We are however well aware that rambling on about, for instance, those intriguing mineral undertones of the 2001 Piesporter Goldtröpfchen Riesling Spätlese will make us sound like armchair-sitting, wine-sniffing snobs. Becoming that is in fact one of our goals in life.

Julian Rambler

My wine biography would have to begin around the year 2000, when, out of curiosity, I first set foot into the local franchise of a well-known German wine retail chain. Their selling point is that you can taste all of the wines they offer before buying. Having only ever had supermarket wine before, I was hooked immediately by the variety I found there. The really great thing about this chain, though, was that they had an extremely strenuous process of blind tasting every new vintage, selecting out of hundreds, nay, thousands of available wines the 20 to 30 that they were offering each year. Isn't that fantastic? After about two years, I started to wonder how a process like that could result in the exact same wines from the same wineries being chosen year after year. It's a mean trick to play on a naive person. Disappointed, but undaunted, I turned to the internet, specifically a German wine merchant who only, and I say only, dealt in stellar vines from miraculous vintages that they could offer at laughable prices. It took about the same amount of time for me to realise that...- well, you get the picture.
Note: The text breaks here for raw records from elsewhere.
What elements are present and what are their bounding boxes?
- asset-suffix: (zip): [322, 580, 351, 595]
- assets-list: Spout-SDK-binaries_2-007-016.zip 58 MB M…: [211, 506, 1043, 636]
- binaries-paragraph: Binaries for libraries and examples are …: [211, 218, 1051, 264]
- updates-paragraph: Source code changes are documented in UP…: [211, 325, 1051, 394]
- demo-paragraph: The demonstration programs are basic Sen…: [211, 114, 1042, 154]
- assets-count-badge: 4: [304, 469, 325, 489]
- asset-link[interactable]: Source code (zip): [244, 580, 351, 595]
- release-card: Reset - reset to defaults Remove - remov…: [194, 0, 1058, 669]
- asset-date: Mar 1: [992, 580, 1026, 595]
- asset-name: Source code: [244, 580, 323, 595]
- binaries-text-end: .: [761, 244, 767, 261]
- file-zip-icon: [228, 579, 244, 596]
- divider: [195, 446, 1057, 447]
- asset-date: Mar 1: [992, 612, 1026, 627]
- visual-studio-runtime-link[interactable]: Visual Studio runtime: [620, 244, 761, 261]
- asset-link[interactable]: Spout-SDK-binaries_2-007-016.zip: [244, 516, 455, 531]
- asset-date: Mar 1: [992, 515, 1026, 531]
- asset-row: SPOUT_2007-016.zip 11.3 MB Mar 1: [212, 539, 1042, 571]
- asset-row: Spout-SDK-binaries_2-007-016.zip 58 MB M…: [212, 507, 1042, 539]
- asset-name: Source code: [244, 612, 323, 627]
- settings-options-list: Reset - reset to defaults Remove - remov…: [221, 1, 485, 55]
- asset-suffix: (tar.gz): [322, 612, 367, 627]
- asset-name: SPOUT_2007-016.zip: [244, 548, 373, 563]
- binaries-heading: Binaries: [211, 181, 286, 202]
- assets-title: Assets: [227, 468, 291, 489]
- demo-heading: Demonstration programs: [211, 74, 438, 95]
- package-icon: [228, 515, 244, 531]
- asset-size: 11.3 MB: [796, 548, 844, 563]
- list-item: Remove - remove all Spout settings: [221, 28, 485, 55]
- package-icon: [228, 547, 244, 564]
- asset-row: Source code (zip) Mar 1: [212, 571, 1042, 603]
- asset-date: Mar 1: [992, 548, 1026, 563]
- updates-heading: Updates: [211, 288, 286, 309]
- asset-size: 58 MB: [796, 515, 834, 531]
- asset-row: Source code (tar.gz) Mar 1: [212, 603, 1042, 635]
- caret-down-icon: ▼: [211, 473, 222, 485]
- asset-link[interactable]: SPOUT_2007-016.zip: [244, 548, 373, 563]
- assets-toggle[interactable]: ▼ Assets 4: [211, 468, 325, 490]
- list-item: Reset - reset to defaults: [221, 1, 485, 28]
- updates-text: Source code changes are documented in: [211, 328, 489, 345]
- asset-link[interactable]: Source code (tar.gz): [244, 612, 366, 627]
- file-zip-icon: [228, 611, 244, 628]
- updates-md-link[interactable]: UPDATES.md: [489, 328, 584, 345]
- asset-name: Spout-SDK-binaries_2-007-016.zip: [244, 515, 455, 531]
I am, today, still frighteningly gullible about wine and still, I hope, as curious. But it became clear to me at some point that, in order not to fall for each and every ruse of wine marketing, I would need some working knowledge of my own. That was when I decided that I would need some kind of focus, based on wine styles that had impressed me most so far. The first, as you can imagine, is Germany. My second love is French wine. I like the enormous regional variety there, the traditionalism of many wine styles, and the way wine is viewed as a part of a cultured life. I am even inspired by the utter arrogance with which the French look at other wine nations, as I figure that if I am ever to reach the stage of full-fledged wine snob, I too need to take the high road to it.

A historian by training, I work as an archivist for a Bavarian archive.

Torsten Rambler

Despite a dad who loves wine, I decided to grow up a Puritan, shunning the evils of alcohol. Eventually it was my love for cooking that made me think about wine as a food companion. Back then I was mostly influenced by a Zeitgeist that dictated that wine had to be dry; in Munich, it also had to be Italian (maybe French, maybe). An off-dry Riesling from the Mosel paired with a Thai dish made me see the errors of my ways. I wanted to learn more about this wine, and so I had to turn directly to the winery. This made me realise that if one random wine could be exciting enough to overcome the lazy habit of buying from shops, how much more excitement was waiting out there to be discovered?

So I embarked on a mission to learn more about wine. Specifically, I got interested in Riesling, as I learned to embrace the liveliness of acidity that a good Riesling can bring to the table. Almost naturally, this led to an interest in German wine and a desire to understand it better. After I had moved to London I started to share what I had learned with British friends. To my surprise none of them had anything to teach me about English wine, which made me more interested in looking into the lesser know wine countries - England in particular. It was also easy to fall in love with Austria, and it is impossible not to be fascinated by France.

A historian by training like my co-Rambler, I am now based in London where I help enable digital research.

Afterthought

So here we are. Keen to learn more about wine. Keen to hear from you. And keen not to suffer the fate of the famous 17th century diarist Samuel Pepys, who in 1665 noted:

I being much troubled to hear from Creed, that he was told at Salsbury that I am come to be a great swearer and drinker, though I know the contrary; but, Lord! to see how my late little drinking of wine is taken notice of by envious men to my disadvantage.